Dreading the holidays? Being single during the most festive time of year can make you feel you’re on the outside looking in as the Hallmark channel airs romantic movies non-stop this month, and commercials and ads for diamonds, romantic getaways, and standing under a mistletoe for that special kiss are constantly running online, on the TV, radio, and in magazines.  If you’re single and sober, the holidays can be a very stressful time and cause anxiety levels to rise.

Harvard’s Health website explains, “Part of this stress is related to the freely flowing alcohol that can be found at many holiday events, and another aspect is often related to complex interactions with family members who can be ‘triggers’ for dark and uncomfortable feelings that can even threaten one’s hard-won sobriety.”

So what do you do if you’re alone and feeling fragile during this time of the year? The best way to tackle the upsetting thoughts and feelings that may ruminate in your head is to have a plan, a strategy, for dealing with the reality of this season.

To start with, write or type down what your triggers are. Write what scenarios have triggered you in the past. When interacting with others, including family, what comes up? If you start feeling off-centered and you’re worried you might jeopardize your sobriety, who is available that you can call? Let the people you feel close to and/or your sponsor know you may need to reach out during the holiday so they know to be available and leave their phones on in case you call.  

Send E-cards that celebrate the single life. Websites like Match.com and Etsy have partnered and up created holiday e-cards that are geared for singles that you can download and share. This will get you in the fun, holiday, “it’s-good-to-be-single” mood!

Take yourself on a road-trip—even if it’s for one or two nights—and go explore a new city! If it’s in your budget, check out a new city you haven’t been to but have wanted to in the past. Google the cuisine there for new and interesting restaurants that are trending; check out what museums are open; where some good trails are or some well-reviewed spas of interest, and don’t forget to find out what the city is renowned for and go witness it. Don’t forget to look up meetings of interest in case you need to go to one or two.

Remind yourself daily when you wake up how good your life is being sober and that January is only a few weeks away. Write a stickie note in the bathroom or next to your coffee machine on your kitchen counter to remind yourself to think about this every day. Also, keep writing a daily Gratitude list each night so you can feel more rested and ready to nod off and get a good night’s sleep.

Meditate – If you know you have an outing  that has you around alcohol, colleagues or people that may trigger you, visualize yourself having a fun time and able to be relaxed from within while interacting with people that you know or imagine might be there.

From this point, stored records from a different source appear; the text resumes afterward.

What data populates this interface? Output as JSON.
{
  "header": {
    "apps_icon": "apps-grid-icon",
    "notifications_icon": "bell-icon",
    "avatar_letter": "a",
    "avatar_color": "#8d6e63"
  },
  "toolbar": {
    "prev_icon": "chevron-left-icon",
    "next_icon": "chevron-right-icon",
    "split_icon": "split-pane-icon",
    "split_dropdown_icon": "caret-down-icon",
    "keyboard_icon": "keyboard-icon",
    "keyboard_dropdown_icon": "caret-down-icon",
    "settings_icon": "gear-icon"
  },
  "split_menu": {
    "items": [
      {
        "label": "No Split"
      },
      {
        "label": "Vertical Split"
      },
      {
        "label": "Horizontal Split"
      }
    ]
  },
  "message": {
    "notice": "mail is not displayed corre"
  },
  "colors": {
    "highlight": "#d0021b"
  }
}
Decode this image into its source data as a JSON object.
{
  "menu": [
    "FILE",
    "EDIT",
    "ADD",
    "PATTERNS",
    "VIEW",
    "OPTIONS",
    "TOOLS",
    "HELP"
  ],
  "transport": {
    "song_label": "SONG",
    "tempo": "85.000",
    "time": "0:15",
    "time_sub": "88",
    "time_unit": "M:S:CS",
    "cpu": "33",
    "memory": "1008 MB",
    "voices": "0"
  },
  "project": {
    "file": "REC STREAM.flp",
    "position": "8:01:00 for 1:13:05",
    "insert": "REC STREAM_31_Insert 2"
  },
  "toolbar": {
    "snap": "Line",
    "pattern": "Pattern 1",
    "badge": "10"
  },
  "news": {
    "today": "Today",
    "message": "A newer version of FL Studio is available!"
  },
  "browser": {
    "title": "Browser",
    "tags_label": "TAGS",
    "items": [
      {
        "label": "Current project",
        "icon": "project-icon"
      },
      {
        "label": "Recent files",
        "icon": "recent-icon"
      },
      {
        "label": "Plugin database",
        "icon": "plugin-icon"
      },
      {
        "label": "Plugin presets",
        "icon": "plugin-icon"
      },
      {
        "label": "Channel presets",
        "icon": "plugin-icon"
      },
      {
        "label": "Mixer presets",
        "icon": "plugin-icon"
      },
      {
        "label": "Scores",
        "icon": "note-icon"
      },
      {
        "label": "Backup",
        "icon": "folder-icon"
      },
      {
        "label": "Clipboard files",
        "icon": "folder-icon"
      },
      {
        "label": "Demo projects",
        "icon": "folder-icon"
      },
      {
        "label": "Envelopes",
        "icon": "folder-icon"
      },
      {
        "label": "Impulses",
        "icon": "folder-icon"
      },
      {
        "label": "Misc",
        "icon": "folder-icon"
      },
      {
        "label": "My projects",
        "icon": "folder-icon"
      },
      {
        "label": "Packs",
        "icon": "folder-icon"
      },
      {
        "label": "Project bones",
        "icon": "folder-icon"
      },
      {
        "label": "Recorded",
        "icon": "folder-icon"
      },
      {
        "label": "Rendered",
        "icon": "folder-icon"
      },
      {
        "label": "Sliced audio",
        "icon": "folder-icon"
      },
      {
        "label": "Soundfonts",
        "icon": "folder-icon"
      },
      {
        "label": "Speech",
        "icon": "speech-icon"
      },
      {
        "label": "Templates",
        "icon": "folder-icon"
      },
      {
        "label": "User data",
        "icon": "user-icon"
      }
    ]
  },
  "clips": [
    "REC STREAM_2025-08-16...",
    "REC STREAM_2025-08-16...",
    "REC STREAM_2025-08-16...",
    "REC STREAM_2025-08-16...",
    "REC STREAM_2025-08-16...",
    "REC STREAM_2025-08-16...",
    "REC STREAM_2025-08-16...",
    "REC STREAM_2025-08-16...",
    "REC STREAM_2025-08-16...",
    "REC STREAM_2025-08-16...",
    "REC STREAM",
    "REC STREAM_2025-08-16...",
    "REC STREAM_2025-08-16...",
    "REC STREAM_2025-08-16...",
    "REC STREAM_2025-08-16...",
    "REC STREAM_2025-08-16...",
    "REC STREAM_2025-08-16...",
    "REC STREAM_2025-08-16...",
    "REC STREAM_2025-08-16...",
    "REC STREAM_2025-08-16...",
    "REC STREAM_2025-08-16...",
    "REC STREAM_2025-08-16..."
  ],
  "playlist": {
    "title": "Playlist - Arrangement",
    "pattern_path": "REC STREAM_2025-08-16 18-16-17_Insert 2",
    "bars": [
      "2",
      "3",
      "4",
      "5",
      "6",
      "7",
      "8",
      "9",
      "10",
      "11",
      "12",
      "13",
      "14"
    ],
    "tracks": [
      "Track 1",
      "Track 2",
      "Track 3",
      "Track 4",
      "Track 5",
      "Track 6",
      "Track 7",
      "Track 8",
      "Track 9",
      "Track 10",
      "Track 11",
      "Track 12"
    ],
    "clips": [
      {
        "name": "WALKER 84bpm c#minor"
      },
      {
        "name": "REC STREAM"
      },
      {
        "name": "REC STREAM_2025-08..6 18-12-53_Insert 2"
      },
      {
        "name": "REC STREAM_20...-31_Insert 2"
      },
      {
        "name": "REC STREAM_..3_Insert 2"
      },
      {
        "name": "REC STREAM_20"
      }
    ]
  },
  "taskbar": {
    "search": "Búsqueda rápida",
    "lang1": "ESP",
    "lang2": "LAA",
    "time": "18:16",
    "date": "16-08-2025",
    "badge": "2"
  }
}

Once you’re at the party and have made your entrance and chatted with some people, make your exit if you feel you’ve had your fill and you’re ready to leave. Don’t force yourself to stay longer just to people-please or out of concern that others may notice. Do what is healthy and right for you. Just going to the party is already a win-win.

Photo by Brooke Lark on Unsplash

Don’t forget to bring your own beverages if alcohol will be there and it may tempt you to drink. Come prepared with your own mocktails (non-alcoholic beverages) and a mental outlook of reinforcing that you will not rock your sobriety and have an alcoholic drink. For some great mocktail recipes, check out our blog on how to make 5 delicious sober mocktails (and bring one of your fancy, nice glasses with you to sip your drink!). Another helpful source is Meditation to get you in the right mind before going out so that you can ground yourself.

If you’re invited to numerous outings and you’re not sure you are up for it this holiday season, say NO and politely opt out. Remember that you, your happiness and your safety is priority. Same goes with family members that may disrupt your centeredness during the holidays. Best thing to do is avoid family members who have hurt you since the holidays are a highly-sensitized time of year and more often than not, bring up childhood memories, the good and the bad.

Celebrate your sobriety and the holiday with getting a present for yourself. Here, get yourself what you’ve always wanted to get (as long as it’s in the budget) and gift yourself something special.

Make a potluck dinner and movie night with your single, sober friends and let each one list their top three movies they’d like to see and then vote and decide which two or three you think you’d like to binge-watch for a girls-night-in cheery time.

Host a Holiday party or see if a couple of your friends want to co-host it with you, and buy yourself a hot outfit to make your grand entrance!

Volunteer or help someone who is alone. This is cathartic in recovery and ‘connects’ us on many different levels and can be just what the heart and soul needs this season.

Other helpful tips:

  • Buy or borrow a new recovery book to start 2020 off right.
  • If you’re hopping on a plane to spend the holidays out-of-town, google what meetings are held where you’re going so that you can attend to help keep you centered.
  • Get into arts and crafts and hand-make some presents for your family and friends (and yourself) this year.

When you scratch the surface, there are many websites with tips for navigating the holidays when you’re solo. It’s important to be realistic with what you’d like for your holiday season and to choreograph the custom action plan for you. Being (and staying) aware, disciplined, and prepared goes a long way and will help you sail through the few what-can-be tricky weeks.